Questionada sobre se parte destes exames que eram feitos no sector convencionado não estão agora a ser feitos pelos próprios hospitais, já que o Ministério da Saúde deu orientações no sentido de as unidades internalizarem o máximo de produção possível, Antónia Nascimento contrapôs, justificando que só nos hospitais as empresas que vendem estes produtos e que integraram o estudo tiveram uma perda de 10% no volume de negócios em 2012. E garantiu que a mudança de comportamento, que relaciona também com a entrada das receitas electrónicas e a capacidade de maior controlo, é visível no número de exames pedidos em cada requisição médica, que baixou de uma média de 4,5 em 2009 para 4,2 em 2012.

Dívidas a aumentar
Porém, ao contrário de outros sectores da indústria farmacêutica em que a tutela tem vindo a regularizar a dívida em atraso por parte dos hospitais, Antónia Nascimento disse que, no caso das empresas que vendem estes materiais, a situação tem sido de degradação. Segundo os números de que dispõem para as 12 empresas associadas da Apifarma, que correspondem a 80% do mercado, o valor em falta por parte das unidades hospitalares ascende a 92 milhões de euros e a uma derrapagem de 550 dias – sendo que os valores anteriores a 31 de Dezembro de 2011 representam mais de 30 milhões de euros e não estão a ser pagos, completou o director-executivo da Apifarma, Heitor Costa.

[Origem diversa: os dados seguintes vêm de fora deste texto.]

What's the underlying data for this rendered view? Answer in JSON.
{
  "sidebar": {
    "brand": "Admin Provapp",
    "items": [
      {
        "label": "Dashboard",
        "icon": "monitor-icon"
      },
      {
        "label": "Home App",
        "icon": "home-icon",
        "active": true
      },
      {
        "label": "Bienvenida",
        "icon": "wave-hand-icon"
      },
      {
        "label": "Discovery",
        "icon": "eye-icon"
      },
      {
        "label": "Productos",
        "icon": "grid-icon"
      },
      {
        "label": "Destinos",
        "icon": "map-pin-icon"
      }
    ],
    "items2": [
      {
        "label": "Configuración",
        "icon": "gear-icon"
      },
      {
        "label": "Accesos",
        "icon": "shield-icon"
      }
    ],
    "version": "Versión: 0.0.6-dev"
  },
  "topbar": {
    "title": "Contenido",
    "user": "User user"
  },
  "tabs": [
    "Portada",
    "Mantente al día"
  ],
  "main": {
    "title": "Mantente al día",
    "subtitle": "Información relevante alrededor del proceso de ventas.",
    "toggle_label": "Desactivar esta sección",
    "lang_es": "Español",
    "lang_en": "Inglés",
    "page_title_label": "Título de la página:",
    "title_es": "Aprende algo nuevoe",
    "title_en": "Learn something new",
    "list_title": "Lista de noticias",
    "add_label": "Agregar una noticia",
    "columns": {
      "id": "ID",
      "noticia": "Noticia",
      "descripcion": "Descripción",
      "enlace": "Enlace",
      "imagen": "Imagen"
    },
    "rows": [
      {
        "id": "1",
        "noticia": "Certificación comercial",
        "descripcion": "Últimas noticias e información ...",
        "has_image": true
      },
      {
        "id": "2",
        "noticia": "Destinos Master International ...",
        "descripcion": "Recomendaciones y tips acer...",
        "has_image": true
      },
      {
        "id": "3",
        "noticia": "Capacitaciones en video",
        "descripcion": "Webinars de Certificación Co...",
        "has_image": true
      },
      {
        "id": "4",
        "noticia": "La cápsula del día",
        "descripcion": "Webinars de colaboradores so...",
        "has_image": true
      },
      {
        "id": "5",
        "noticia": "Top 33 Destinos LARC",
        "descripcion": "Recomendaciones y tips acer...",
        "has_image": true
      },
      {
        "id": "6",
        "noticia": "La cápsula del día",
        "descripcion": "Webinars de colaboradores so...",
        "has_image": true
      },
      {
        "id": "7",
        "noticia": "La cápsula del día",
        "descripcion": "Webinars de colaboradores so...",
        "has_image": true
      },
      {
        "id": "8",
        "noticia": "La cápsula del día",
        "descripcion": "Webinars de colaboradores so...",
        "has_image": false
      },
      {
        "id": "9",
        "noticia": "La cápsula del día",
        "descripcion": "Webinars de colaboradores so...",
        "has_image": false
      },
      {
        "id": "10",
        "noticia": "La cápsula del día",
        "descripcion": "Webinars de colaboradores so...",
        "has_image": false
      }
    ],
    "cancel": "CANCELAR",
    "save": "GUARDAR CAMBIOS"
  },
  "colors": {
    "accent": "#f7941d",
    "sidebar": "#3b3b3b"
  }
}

“É um desafio convencer as casas-mãe [empresas internacionais com presença em Portugal] a continuarem a investir num país onde não vão receber”, sublinhou Antónia Nascimento, dizendo que é visível que os hospitais estão a regularizar as dívidas apenas mediante a chamada “lei dos compromissos”, ou seja, pagando só as que ultrapassam os prazos e que já podem resultar em sanções aos gestores. Além disso, a responsável alertou que as dificuldades tiveram tradução na redução de empregos nestas empresas, que passaram de 813 trabalhadores em 2011 para 770 em 2013. Do lado dos laboratórios de análises, o resultado é visível no número de espaços, que caiu 6% desde 2008, existindo agora 343 locais.

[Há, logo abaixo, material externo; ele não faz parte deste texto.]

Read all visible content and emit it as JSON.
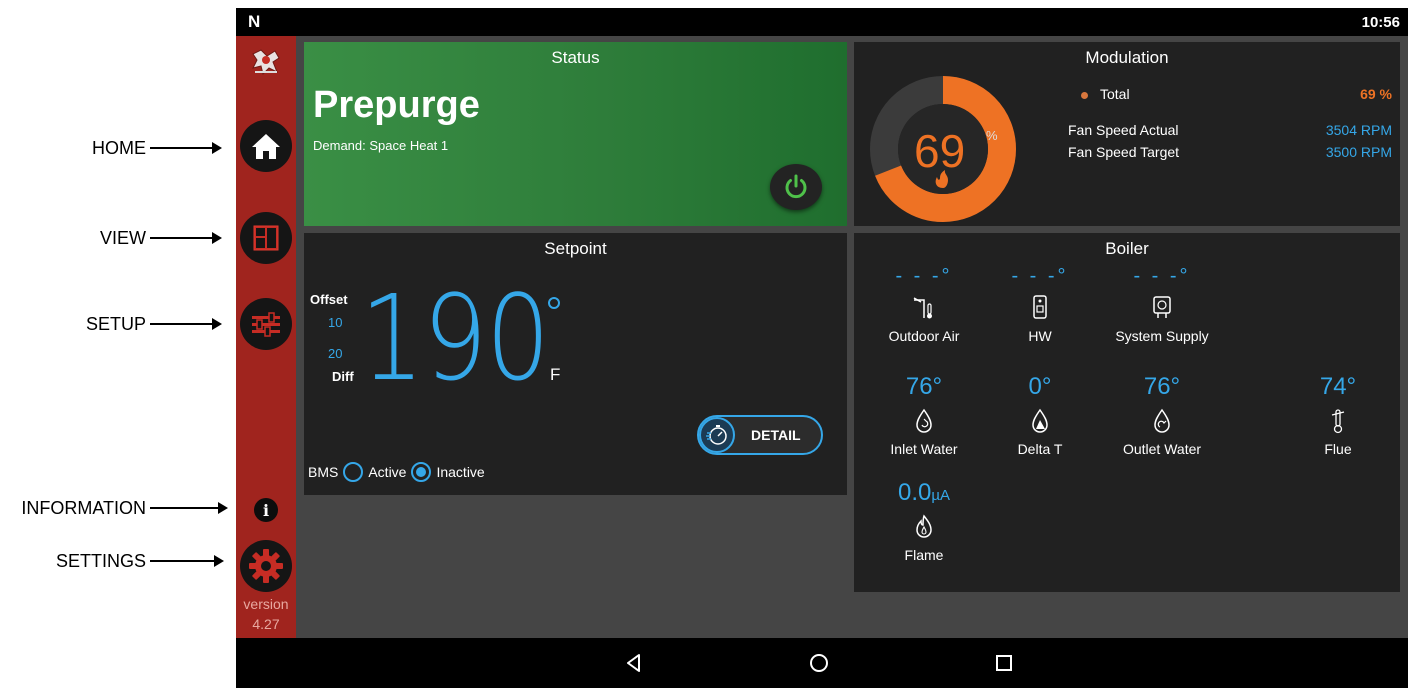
{
  "callouts": [
    {
      "label": "HOME"
    },
    {
      "label": "VIEW"
    },
    {
      "label": "SETUP"
    },
    {
      "label": "INFORMATION"
    },
    {
      "label": "SETTINGS"
    }
  ],
  "statusbar": {
    "logo": "N",
    "time": "10:56"
  },
  "sidebar": {
    "items": [
      {
        "icon": "home-icon"
      },
      {
        "icon": "view-icon"
      },
      {
        "icon": "setup-icon"
      },
      {
        "icon": "info-icon",
        "glyph": "i"
      },
      {
        "icon": "gear-icon"
      }
    ],
    "version_label": "version",
    "version_number": "4.27"
  },
  "status": {
    "title": "Status",
    "state": "Prepurge",
    "demand": "Demand: Space Heat 1"
  },
  "modulation": {
    "title": "Modulation",
    "gauge_value": "69",
    "gauge_fraction": 0.69,
    "gauge_unit": "%",
    "total_label": "Total",
    "total_value": "69 %",
    "fan_actual_label": "Fan Speed Actual",
    "fan_actual_value": "3504 RPM",
    "fan_target_label": "Fan Speed Target",
    "fan_target_value": "3500 RPM",
    "colors": {
      "accent": "#ee7224",
      "value": "#35a7e8"
    }
  },
  "setpoint": {
    "title": "Setpoint",
    "offset_label": "Offset",
    "offset_value": "10",
    "diff_value": "20",
    "diff_label": "Diff",
    "temperature": "190",
    "unit": "F",
    "detail_label": "DETAIL",
    "bms_label": "BMS",
    "bms_active": "Active",
    "bms_inactive": "Inactive",
    "bms_selected": "Inactive"
  },
  "boiler": {
    "title": "Boiler",
    "cells": [
      {
        "value": "- - -°",
        "label": "Outdoor Air",
        "icon": "outdoor-air-icon"
      },
      {
        "value": "- - -°",
        "label": "HW",
        "icon": "hot-water-icon"
      },
      {
        "value": "- - -°",
        "label": "System Supply",
        "icon": "system-supply-icon"
      },
      {
        "value": "76°",
        "label": "Inlet Water",
        "icon": "inlet-water-icon"
      },
      {
        "value": "0°",
        "label": "Delta T",
        "icon": "delta-t-icon"
      },
      {
        "value": "76°",
        "label": "Outlet Water",
        "icon": "outlet-water-icon"
      },
      {
        "value": "74°",
        "label": "Flue",
        "icon": "flue-icon"
      },
      {
        "value": "0.0",
        "unit": "µA",
        "label": "Flame",
        "icon": "flame-icon"
      }
    ]
  },
  "navbar": {
    "buttons": [
      "back-icon",
      "home-circle-icon",
      "recents-icon"
    ]
  }
}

Por seu lado, Heitor Costa, questionado no sentido de se perceber a razão pela qual estas empresas não estão a ser alvo de pagamentos extraordinários como acontece no sector dos medicamentos, explicou que na maior parte dos casos o dinheiro apenas é canalizado para os laboratórios da indústria farmacêutica que assinaram um acordo de controlo de despesa nos hospitais com o Ministério da Saúde, com a contrapartida de receberem o dinheiro em atraso.